Cuando Fernando Astudillo y Tali Santos me contaron del proyecto de su libro  Ciudad Anónima  sentí perfectamente esa ausencia en sus propias vidas profesionales que ellos querían liberar en  Ciudad Anónima, quizás porque muchas veces en mi propio caso y en medio de nuestras actividades regulares –por más interesantes y motivadoras que sean para cada uno– nunca debemos alejarnos de algo que está en lo más íntimo de nuestro ser. Allí donde divagan nuestros sueños está nuestro imaginario particular, con posibilidades de acción y trabajos personales que muchas veces se vinculan rutinariamente a las labores diarias y que sin percatarnos vamos dejando atrás, engavetando preciosas oportunidades.

En el torbellino que es la vida en la redacción de un diario, donde siempre se tiene que andar preparado para enfrentar los escenarios más imprevistos, es sumamente difícil mantener la sensibilidad inicial, esa que nos mantiene con los ojos bien abiertos para todas las ambiguas realidades del entorno, donde nunca las cosas son exactamente como las vemos. Hay detrás de cada ser otros mundos especiales, invisibles pero genuinamente valederos, que finalmente son los que un periodista debe palpar, para poder aproximarse a una visión balanceada, que nunca será la final. Primero la vida nos enseña a tratar de conocernos mejor nosotros mismos, antes de poder descubrir al prójimo y sus interioridades, algo mucho más complejo que las nuestras.

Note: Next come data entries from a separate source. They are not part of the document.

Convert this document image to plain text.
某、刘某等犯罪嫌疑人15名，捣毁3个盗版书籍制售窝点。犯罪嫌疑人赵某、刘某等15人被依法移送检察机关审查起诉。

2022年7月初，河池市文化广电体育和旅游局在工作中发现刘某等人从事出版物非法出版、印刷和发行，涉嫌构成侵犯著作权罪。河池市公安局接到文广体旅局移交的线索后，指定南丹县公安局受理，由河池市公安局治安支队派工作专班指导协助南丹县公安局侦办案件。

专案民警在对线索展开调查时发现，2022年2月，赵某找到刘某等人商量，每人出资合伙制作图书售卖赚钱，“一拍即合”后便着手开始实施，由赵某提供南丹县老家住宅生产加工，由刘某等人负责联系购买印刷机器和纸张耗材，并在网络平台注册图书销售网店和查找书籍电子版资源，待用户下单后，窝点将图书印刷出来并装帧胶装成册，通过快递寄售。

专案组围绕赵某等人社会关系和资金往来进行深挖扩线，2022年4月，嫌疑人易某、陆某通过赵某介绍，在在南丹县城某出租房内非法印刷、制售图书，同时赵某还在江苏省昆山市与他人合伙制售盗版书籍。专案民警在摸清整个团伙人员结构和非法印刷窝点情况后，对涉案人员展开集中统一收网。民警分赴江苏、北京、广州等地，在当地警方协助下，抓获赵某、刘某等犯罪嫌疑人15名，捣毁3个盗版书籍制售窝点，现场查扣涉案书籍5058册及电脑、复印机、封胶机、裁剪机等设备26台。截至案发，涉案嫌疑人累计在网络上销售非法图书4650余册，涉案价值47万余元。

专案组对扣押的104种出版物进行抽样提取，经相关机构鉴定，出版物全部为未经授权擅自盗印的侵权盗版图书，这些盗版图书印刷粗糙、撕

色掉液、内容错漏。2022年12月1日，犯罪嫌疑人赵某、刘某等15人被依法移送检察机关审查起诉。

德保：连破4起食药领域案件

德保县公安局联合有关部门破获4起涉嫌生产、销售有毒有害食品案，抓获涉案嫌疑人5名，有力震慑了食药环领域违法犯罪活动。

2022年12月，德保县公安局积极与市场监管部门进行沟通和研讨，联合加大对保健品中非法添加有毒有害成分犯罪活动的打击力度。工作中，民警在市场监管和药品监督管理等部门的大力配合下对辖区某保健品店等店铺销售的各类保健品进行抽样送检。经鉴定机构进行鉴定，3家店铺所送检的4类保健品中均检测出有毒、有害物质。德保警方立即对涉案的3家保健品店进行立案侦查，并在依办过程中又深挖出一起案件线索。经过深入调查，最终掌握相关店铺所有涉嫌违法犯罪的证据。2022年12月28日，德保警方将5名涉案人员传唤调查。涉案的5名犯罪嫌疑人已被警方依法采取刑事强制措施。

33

Esa es la clave de  Ciudad Anónima, el librito de Tali y Fernando. Este trabajo periodístico de crónicas urbanas, escritas con sencillez y profundidad nos acerca a personajes de las veredas de una Guayaquil inmensa y un tanto lejana, en barriadas que a veces nunca llegamos a conocer, en sus calles frenéticas, enfriadas o recalentadas, endurecidas por un desarrollo desbocado que nos desliga de esos cientos de miles de historias increíbles, que a veces solo son datos y números en los reportajes impresos. Dije “librito” porque me quedé con ganas de leer más. Pero también lo digo como un elogio, sinceramente, muy parecido al que el escritor guayaquileño Leonardo Valencia acaba de realizar en su novela  Kazbek, que orgullosamente se autodescribe como “un libro de pequeño formato”.

Habla un revistero cinéfilo de 61 años. Creo que junto a otros tres compañeros, somos los abuelos alrededor de una redacción joven y muy dinámica. Al igual que Nila Velázquez, he estado algunos años dentro de varios medios de comunicación, en televisión y en prensa. Y creo ahora, más que nunca, que nuestra profesión necesita de ese idealismo, de esa pasión periodística que Fernando y Tali nos demuestran en su narrativa. El papel se pondrá amarillo, las comunicaciones se bifurcarán a internet y a los celulares en latitudes donde las vías tradicionales jamás llegarían. Vivimos un descalabro informático –no: una hecatombe tecnológica– que nunca debe hacernos olvidar las raíces de una vocación periodística imprescindible para la convivencia democrática y justa. Son trabajos como este a los que debemos apuntar siempre.

Siete siglos atrás, en la Europa del medievo las noticias llegaban por voceros en calles lodosas, mensajeros a caballo que iban de un reino a otro para llevar “las últimas” que por lo general consistían en desastres de la naturaleza, guerras y muertes, batallas feudales y también bodas de la realeza. El papel vendría después porque los libros de papiro eran solo para las clases privilegiadas, resguardados celosamente en monasterios.

Por allí andaban también los trovadores. El equivalente de esos humildes juglares de vereda que ya casi nunca vemos por Guayaquil. Y hubo uno en lo que ahora es Francia que se llamó Guiraut de Bornelh que quiero recordar aquí y que pude descubrir en un libro de Roberto Bolaño, donde él rescata unas palabras que siempre me estremecen. Recuérdenlas: “Edad media de las cabelleras que esquiva el viento/ mientras haya viento escribirás/ mientras haya viento escribirás tus historias para ella” –para los trovadores siempre había una musa– “midiendo espesor longitud velocidad/ como el ojo con la propiedad de la uña/ el cantar oscuro y el cantar claro/ todo lejos y todo presente/ sombras de viejas destrucciones/ la risa y el dolor de juglares desaparecidos/ la luna en posición creciente...”.

Y al final, esta maravilla, que Guiraut de Bornelh parece dedicarnos a los periodistas de hoy en Guayaquil y en todo el mundo... Que tus palabras te sean fieles.

* Editor de revistas de Diario EL UNIVERSO.